Пел Иоселе без слов, «брал позицию», как это называется у канторов. Когда-то так делал Виленский Молодожен на исходе субботнего дня перед Новым годом. Рассказывали, что люди плакали при этом навзрыд. Вот так запел теперь Иоселе. Из его горла вылетали чудесные звуки, сплетаясь в дивные мелодии, полня собой весь дом. Вот полился грустный, душераздирающий мотив, жалостливый, молящий; Иоселе украшал мелодию всяческими фиоритурами; звуки, казалось, опускаются в воду и, звонкие, идут из-под воды. А вот он разгневался, и от его голоса даже стекла задрожали в окнах. А потом, все больше снижая звук, дошел, наконец, почти до шепота. Казалось, он теперь где-то далеко-далеко, опустился в низину и оттуда, с большой глубины, шлет мягкие, нежные звуки, сыплет частую трель, и слышится, будто горошинки катятся и падают одна за другой со страшной быстротой. И тут он снова встрепенулся, поднялся с воплем, с криком, неистовствуя и моля.
Мужчины опустили носы, картузики сдвинули, закручинились, приуныли, выглядели вроде и празднично и вместе с тем бесприютными, горестными, какими евреи обычно бывают, когда слушают музыку или пение. А женщины сложили руки на груди и сделали постные лица, как в синагоге, когда им нужно на пение кантора ответить: «Благословен Господь, благословенно имя его, аминь!»

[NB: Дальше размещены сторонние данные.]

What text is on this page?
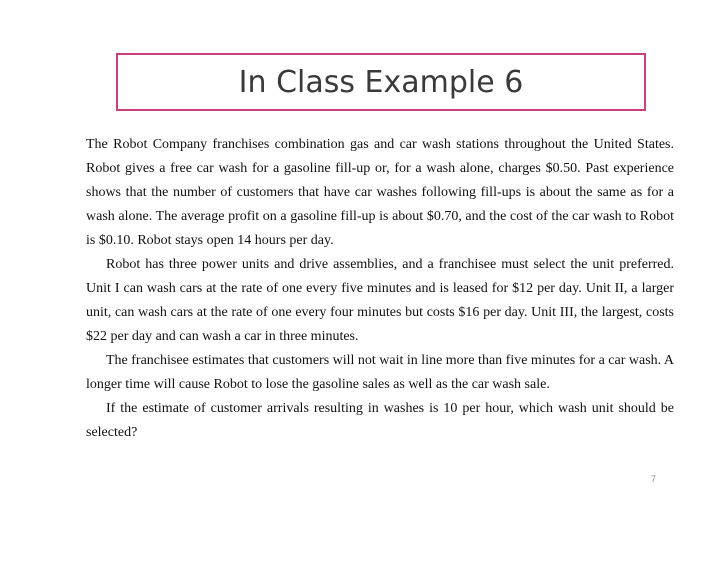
In Class Example 6

The Robot Company franchises combination gas and car wash stations throughout the United States. Robot gives a free car wash for a gasoline fill-up or, for a wash alone, charges $0.50. Past experience shows that the number of customers that have car washes following fill-ups is about the same as for a wash alone. The average profit on a gasoline fill-up is about $0.70, and the cost of the car wash to Robot is $0.10. Robot stays open 14 hours per day.

Robot has three power units and drive assemblies, and a franchisee must select the unit preferred. Unit I can wash cars at the rate of one every five minutes and is leased for $12 per day. Unit II, a larger unit, can wash cars at the rate of one every four minutes but costs $16 per day. Unit III, the largest, costs $22 per day and can wash a car in three minutes.

The franchisee estimates that customers will not wait in line more than five minutes for a car wash. A longer time will cause Robot to lose the gasoline sales as well as the car wash sale.

If the estimate of customer arrivals resulting in washes is 10 per hour, which wash unit should be selected?

7
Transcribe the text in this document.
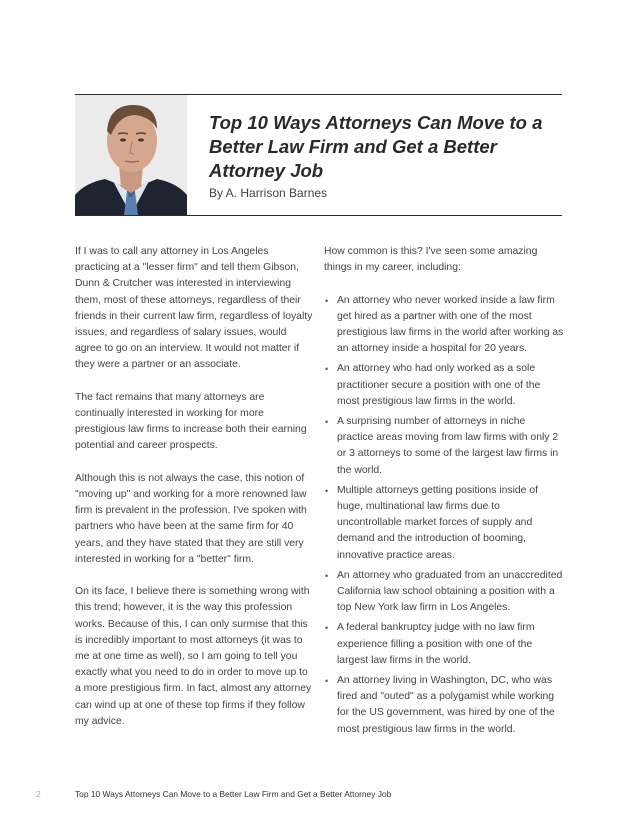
Top 10 Ways Attorneys Can Move to a Better Law Firm and Get a Better Attorney Job

By A. Harrison Barnes

If I was to call any attorney in Los Angeles practicing at a "lesser firm" and tell them Gibson, Dunn & Crutcher was interested in interviewing them, most of these attorneys, regardless of their friends in their current law firm, regardless of loyalty issues, and regardless of salary issues, would agree to go on an interview. It would not matter if they were a partner or an associate.

The fact remains that many attorneys are continually interested in working for more prestigious law firms to increase both their earning potential and career prospects.

Although this is not always the case, this notion of "moving up" and working for a more renowned law firm is prevalent in the profession. I've spoken with partners who have been at the same firm for 40 years, and they have stated that they are still very interested in working for a "better" firm.

On its face, I believe there is something wrong with this trend; however, it is the way this profession works. Because of this, I can only surmise that this is incredibly important to most attorneys (it was to me at one time as well), so I am going to tell you exactly what you need to do in order to move up to a more prestigious firm. In fact, almost any attorney can wind up at one of these top firms if they follow my advice.

How common is this? I've seen some amazing things in my career, including:

• An attorney who never worked inside a law firm get hired as a partner with one of the most prestigious law firms in the world after working as an attorney inside a hospital for 20 years.
• An attorney who had only worked as a sole practitioner secure a position with one of the most prestigious law firms in the world.
• A surprising number of attorneys in niche practice areas moving from law firms with only 2 or 3 attorneys to some of the largest law firms in the world.
• Multiple attorneys getting positions inside of huge, multinational law firms due to uncontrollable market forces of supply and demand and the introduction of booming, innovative practice areas.
• An attorney who graduated from an unaccredited California law school obtaining a position with a top New York law firm in Los Angeles.
• A federal bankruptcy judge with no law firm experience filling a position with one of the largest law firms in the world.
• An attorney living in Washington, DC, who was fired and "outed" as a polygamist while working for the US government, was hired by one of the most prestigious law firms in the world.
2	Top 10 Ways Attorneys Can Move to a Better Law Firm and Get a Better Attorney Job
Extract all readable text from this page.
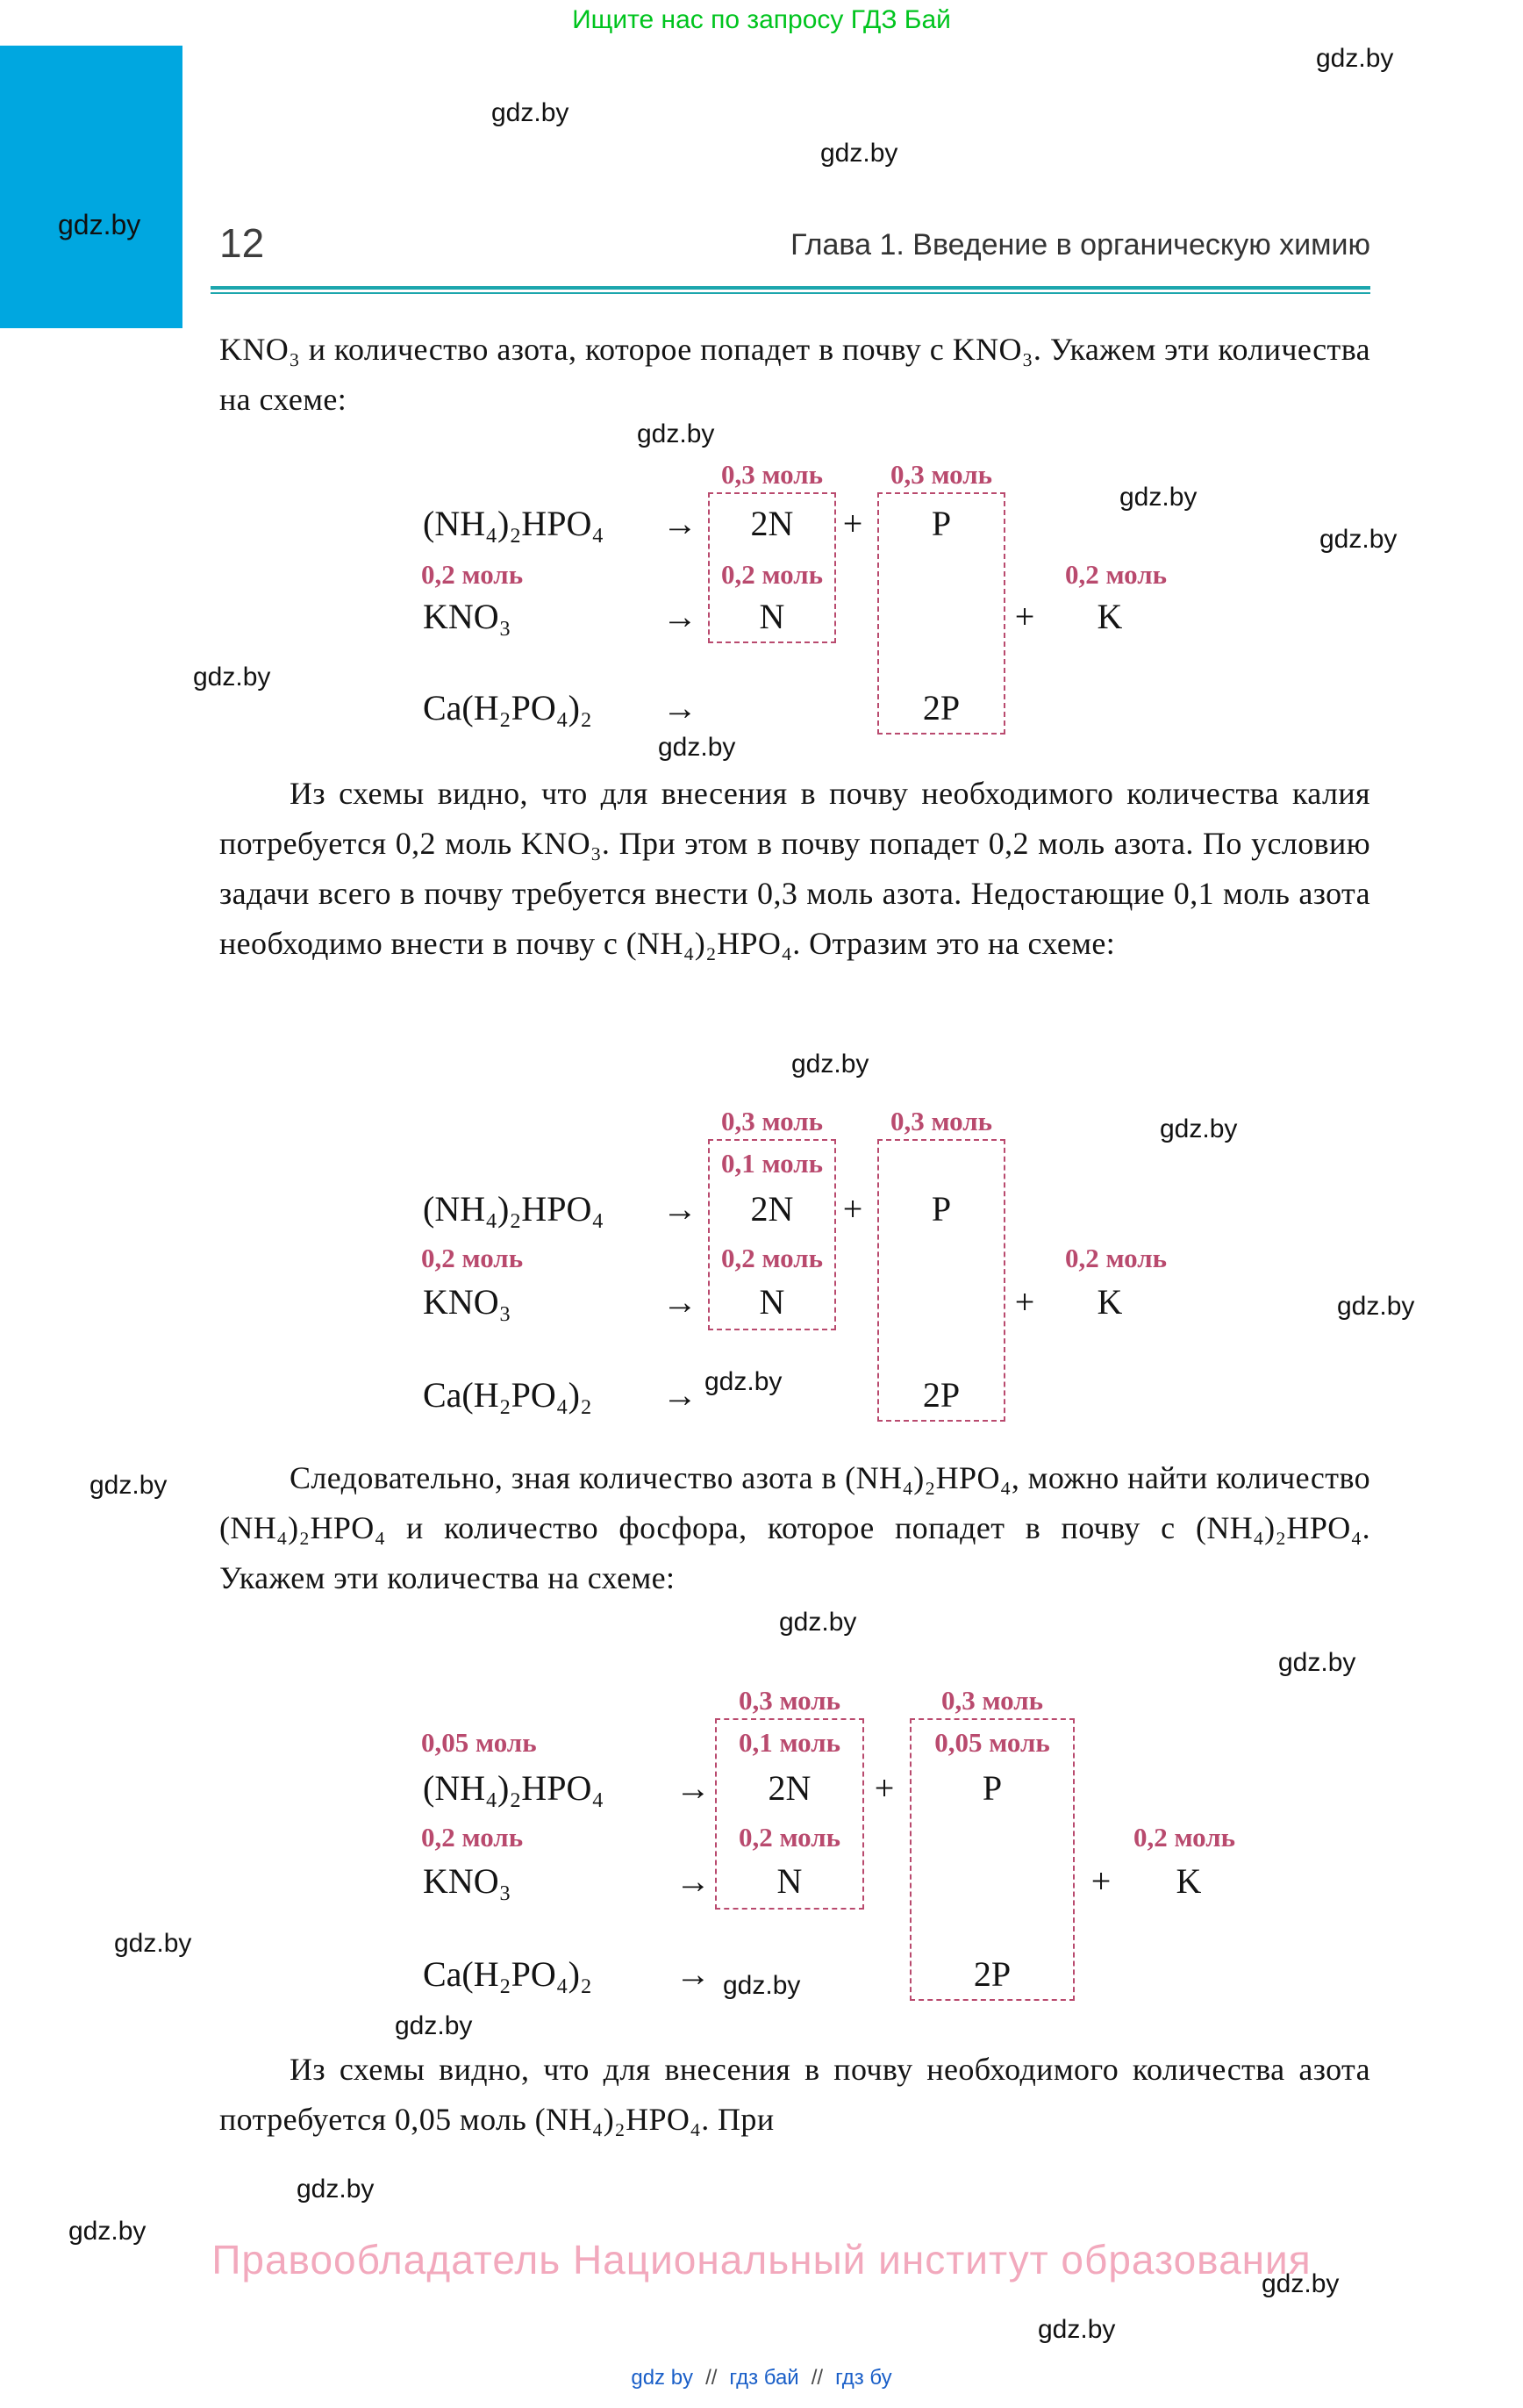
Ищите нас по запросу ГДЗ Бай
gdz.by
gdz.by
gdz.by
gdz.by
gdz.by
gdz.by
gdz.by
gdz.by
gdz.by
gdz.by
gdz.by
gdz.by
gdz.by
gdz.by
gdz.by
gdz.by
gdz.by
gdz.by
gdz.by
gdz.by
gdz.by
gdz.by
gdz.by 12	Глава 1. Введение в органическую химию

KNO₃ и количество азота, которое попадет в почву с KNO₃. Укажем эти количества на схеме:

0,3 моль 0,3 моль
(NH₄)₂HPO₄ → 2N + P
0,2 моль	0,2 моль	0,2 моль
KNO₃	→ N	+ K
Ca(H₂PO₄)₂ →	2P

Из схемы видно, что для внесения в почву необходимого количества калия потребуется 0,2 моль KNO₃. При этом в почву попадет 0,2 моль азота. По условию задачи всего в почву требуется внести 0,3 моль азота. Недостающие 0,1 моль азота необходимо внести в почву с (NH₄)₂HPO₄. Отразим это на схеме:

0,3 моль 0,3 моль
0,1 моль
(NH₄)₂HPO₄ → 2N + P
0,2 моль	0,2 моль	0,2 моль
KNO₃	→ N	+ K
Ca(H₂PO₄)₂ →	2P

Следовательно, зная количество азота в (NH₄)₂HPO₄, можно найти количество (NH₄)₂HPO₄ и количество фосфора, которое попадет в почву с (NH₄)₂HPO₄. Укажем эти количества на схеме:

0,3 моль	0,3 моль
0,05 моль	0,1 моль	0,05 моль
(NH₄)₂HPO₄ → 2N +	P
0,2 моль	0,2 моль	0,2 моль
KNO₃	→ N	+ K
Ca(H₂PO₄)₂ →	2P

Из схемы видно, что для внесения в почву необходимого количества азота потребуется 0,05 моль (NH₄)₂HPO₄. При

Правообладатель Национальный институт образования
gdz by // гдз бай // гдз бу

О Шмулике и говорить нечего: этот был вне себя. От нескольких рюмок, которые он проглотил, лицо у него раскраснелось, глаза сверкали, и, улыбаясь, он теперь выглядел как человек, который собирается всплакнуть. Вино совсем затуманило ему голову. Ему привиделось, что вот здесь, невдалеке, стоит его Зелда, смотрит сквозь слезы на своею единственного сынка и улыбается. «Ну как, Зелда? — спрашивает ее Шмулик. — Что и говорить! Ожидала ты что-либо подобное от нашего Иоселе?» Ему рисуются всякие заманчивые картины: люди обивают его порог — всем хочется иметь у себя Иоселе кантором. Мазеповцы прямо-таки из кожи лезут — готовы платить двадцать рублей в неделю, да еще сулят приработки. Но и тетеревцы не дураки — они не желают отдавать Иоселе. А из Ямполя, из Кашперова, из Макаровки и разных других городков его забрасывают письмами: «Дайте его нам, реб Шмулик! Червонцем больше, червонцем меньше, беда не велика. Только давайте его сюда, вашего Иоселе!» Вот такие радостные картины мелькают перед взором Шмулика, навевая на него блаженные сны.